Au départ, on pense que le post-apo sera le sujet du film. Bien vite, on se rend compte qu’il s’agira d’autre chose : une satyre politico-sociale mise en image de manière vidéo-ludique par un cinéaste talentueux dont la mise en scène hybride est au service des personnages et de leur cheminement.
Vidéo-ludique car il s’agit d’évoluer d’un point A à un point B en passant par une succession de wagons « salles-épreuves » à la fonctionnalité bien définie. Le point A étant l’arrière crade du train ou cette classe sociale de sous-ouvriers est exploitée et contrôlée par « les autres » prépare sa rébellion, et ambitionne de rejoindre l’hypothétique exutoire à leur situation, le Point B, l’avant du train. Cette orientation est un choix plus que judicieux car il permet de renouveler régulièrement l’implication du spectateur via la compréhension de plus en plus complète de ce train-univers.
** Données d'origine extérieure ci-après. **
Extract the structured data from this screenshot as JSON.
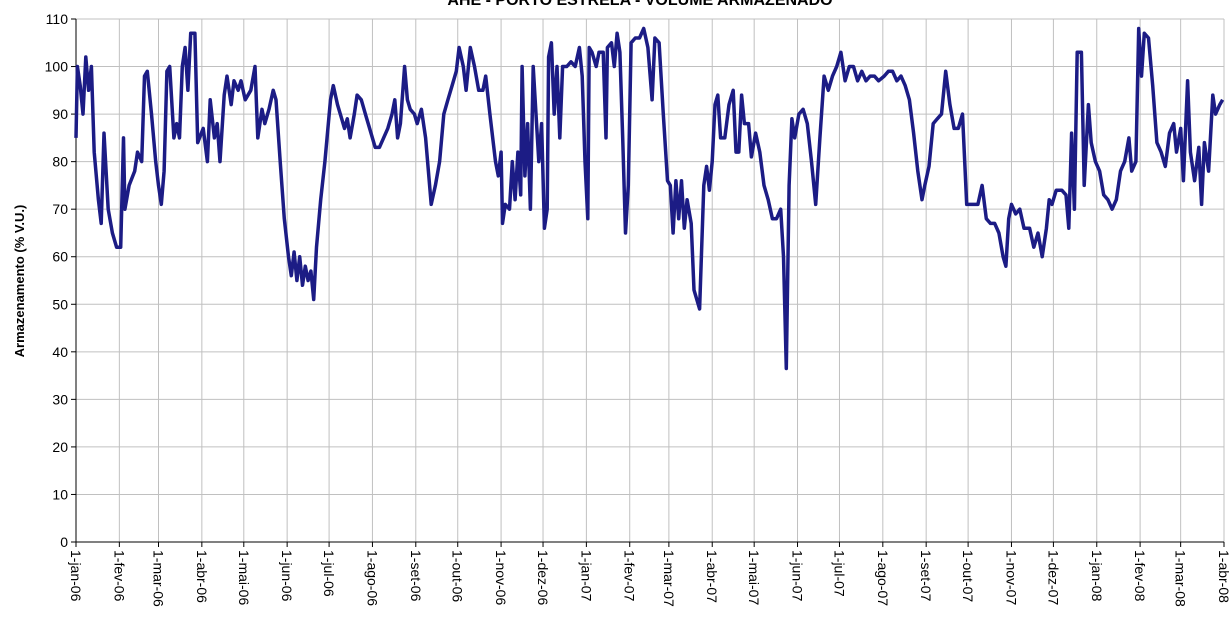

Le discours politique est aussi très présent, quoique peu original. Cette lutte des classes sur fond de révolution a déjà été vue dans des classiques comme soleil vert ou même, rien que cette année, dans Elysium, ou le schéma politico-science-fictionnel est déroulé avec moins d’acuité et d’efficacité. Ce discours s’estompe néanmoins au cours du film, au profit d’une dimension plus humaine d’un coté, et d’une logique scientifique de l’autre.
Le film reflète surtout la vision de l’humanité par Bong Joon Ho. Car chaque personnage n’est finalement que l’expression d’un sentiment plus ou moins négatif. Même si la mise en scène de BJH peut parfois, comme d’habitude dans son cinéma, désamorcer par l’humour (noir) certains moments très violents, durs ou cruels, on n’en retient pas moins une vision pessimiste de l’avenir de l’homme.
Héros ou méchant, ces termes n’existent pas vraiment dans Snowpiercer. Chacun agit selon des motivations qu’il est impossible de deviner avant qu’elles soient expliquées.
Force et limite du film, car arrivés vers la fin, on attend simplement une explication de plus pour combler les trous scénaristiques. Celle-ci, d’ailleurs, n’atteint pas totalement son objectif: Un petit arrière goût de trop plein d’informations vient atténuer la puissance du propos.
Snowpiercer, un film oignon ou les couches successives (scénaristiques, émotionnelles et esthétiques) forment un tout cohérent et passionnant.